Ketone bodies are used by many tissues, including the brain after adaptation to fasting, reducing the need for glucose and sparing muscle protein from being broken down for gluconeogenesis.

Ketosis versus ketoacidosis

Physiologic ketosis is a regulated response with ketone levels that rise but remain compatible with normal blood pH. In contrast, diabetic ketoacidosis results from severe insulin deficiency. Unrestrained lipolysis and ketogenesis produce ketones faster than they can be utilized, driving metabolic acidosis. This distinction matters clinically because the same pathway underlies both states, but the hormonal control is profoundly different.

Cholesterol metabolism: essential molecule, dangerous excess

Cholesterol is indispensable for cell membranes, bile acids, and steroid hormone synthesis. Yet it is not used for energy, so its metabolism is about synthesis, transport, and disposal.

Synthesis and cellular needs

Cells can synthesize cholesterol from acetyl-CoA, especially in the liver. This ensures supply for membrane integrity and hormone production even when dietary intake is low. Because cholesterol is hydrophobic, it travels in blood packaged within lipoproteins.

Lipoprotein transport and cardiovascular disease

Lipoproteins distribute triglycerides and cholesterol among tissues. The clinical importance lies in how cholesterol is delivered to, and removed from, the arterial wall.

• LDL particles are a major carrier of cholesterol to peripheral tissues. Elevated LDL cholesterol is strongly associated with atherosclerotic cardiovascular disease.
• HDL participates in reverse cholesterol transport, helping move cholesterol from tissues back to the liver for processing.

Disruption in lipid handling, common in obesity and type 2 diabetes, often produces a pattern of elevated triglycerides, low HDL, and small dense LDL particles. This combination is particularly atherogenic and helps explain why metabolic disease and cardiovascular risk so often travel together.

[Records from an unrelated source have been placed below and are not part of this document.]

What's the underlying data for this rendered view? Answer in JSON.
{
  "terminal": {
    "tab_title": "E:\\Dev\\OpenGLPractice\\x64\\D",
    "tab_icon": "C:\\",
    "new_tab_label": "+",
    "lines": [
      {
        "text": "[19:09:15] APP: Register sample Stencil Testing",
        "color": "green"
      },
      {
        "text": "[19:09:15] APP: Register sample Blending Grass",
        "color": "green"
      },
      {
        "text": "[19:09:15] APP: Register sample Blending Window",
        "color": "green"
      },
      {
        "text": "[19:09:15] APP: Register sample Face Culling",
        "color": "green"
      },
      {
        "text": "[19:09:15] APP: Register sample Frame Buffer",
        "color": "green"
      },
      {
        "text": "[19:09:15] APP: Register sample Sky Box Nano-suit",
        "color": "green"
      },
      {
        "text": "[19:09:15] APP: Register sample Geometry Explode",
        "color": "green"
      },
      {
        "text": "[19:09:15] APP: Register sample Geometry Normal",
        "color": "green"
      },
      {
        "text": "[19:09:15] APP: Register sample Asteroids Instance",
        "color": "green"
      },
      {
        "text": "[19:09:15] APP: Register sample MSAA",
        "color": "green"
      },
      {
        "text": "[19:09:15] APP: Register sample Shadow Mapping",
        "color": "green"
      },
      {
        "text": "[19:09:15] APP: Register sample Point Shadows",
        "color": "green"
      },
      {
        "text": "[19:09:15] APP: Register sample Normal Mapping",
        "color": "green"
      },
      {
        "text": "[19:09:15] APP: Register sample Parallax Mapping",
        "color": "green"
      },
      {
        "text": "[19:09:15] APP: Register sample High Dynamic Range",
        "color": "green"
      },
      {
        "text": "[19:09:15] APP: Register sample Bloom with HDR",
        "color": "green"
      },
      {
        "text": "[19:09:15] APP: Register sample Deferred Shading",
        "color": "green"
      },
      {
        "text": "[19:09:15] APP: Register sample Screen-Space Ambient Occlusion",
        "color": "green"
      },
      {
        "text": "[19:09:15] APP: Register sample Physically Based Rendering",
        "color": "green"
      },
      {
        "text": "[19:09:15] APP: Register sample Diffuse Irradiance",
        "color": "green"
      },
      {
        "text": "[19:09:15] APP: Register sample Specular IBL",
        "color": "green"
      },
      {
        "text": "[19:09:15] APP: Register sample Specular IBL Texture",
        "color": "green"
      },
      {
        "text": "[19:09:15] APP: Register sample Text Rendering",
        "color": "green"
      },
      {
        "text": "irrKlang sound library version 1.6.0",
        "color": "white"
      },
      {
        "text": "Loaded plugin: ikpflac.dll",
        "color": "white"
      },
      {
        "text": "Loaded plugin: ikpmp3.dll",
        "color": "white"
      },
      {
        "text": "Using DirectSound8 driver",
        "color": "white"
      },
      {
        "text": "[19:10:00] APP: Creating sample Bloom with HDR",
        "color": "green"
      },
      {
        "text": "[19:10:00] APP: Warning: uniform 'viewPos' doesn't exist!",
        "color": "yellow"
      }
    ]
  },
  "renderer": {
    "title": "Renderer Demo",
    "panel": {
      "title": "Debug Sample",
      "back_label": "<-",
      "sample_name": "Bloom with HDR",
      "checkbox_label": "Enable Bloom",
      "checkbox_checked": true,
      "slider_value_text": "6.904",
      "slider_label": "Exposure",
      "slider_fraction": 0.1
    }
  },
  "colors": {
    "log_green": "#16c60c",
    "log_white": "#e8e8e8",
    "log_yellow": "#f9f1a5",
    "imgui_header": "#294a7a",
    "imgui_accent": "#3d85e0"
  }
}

Disposal: the exit route matters

Humans cannot degrade the sterol nucleus of cholesterol into CO₂ and water. A major disposal route is conversion to bile acids and secretion into bile. This creates a true excretory pathway, linking hepatic cholesterol management to gastrointestinal handling and overall cholesterol balance.

How lipid metabolism connects to diabetes, obesity, and cardiovascular disease

These conditions intersect through shared biochemical pressures:

• Chronic energy surplus promotes fatty acid synthesis and triglyceride storage.
• Enlarged adipose tissue increases fatty acid release into circulation, especially when insulin action is impaired.
• Elevated hepatic fatty acid influx supports increased VLDL production, raising triglycerides and worsening lipid profiles.
• Excess circulating lipids and ectopic fat in liver and muscle interfere with insulin signaling, reinforcing hyperglycemia and further dysregulation.

In short, lipid metabolism is not a standalone chapter of biochemistry. It is a dynamic system that integrates nutritional state, hormone signaling, and tissue-specific demands. Understanding fatty acid synthesis and β-oxidation, ketogenesis, and cholesterol metabolism provides a coherent framework for why modern cardiometabolic diseases develop and why they are so tightly linked.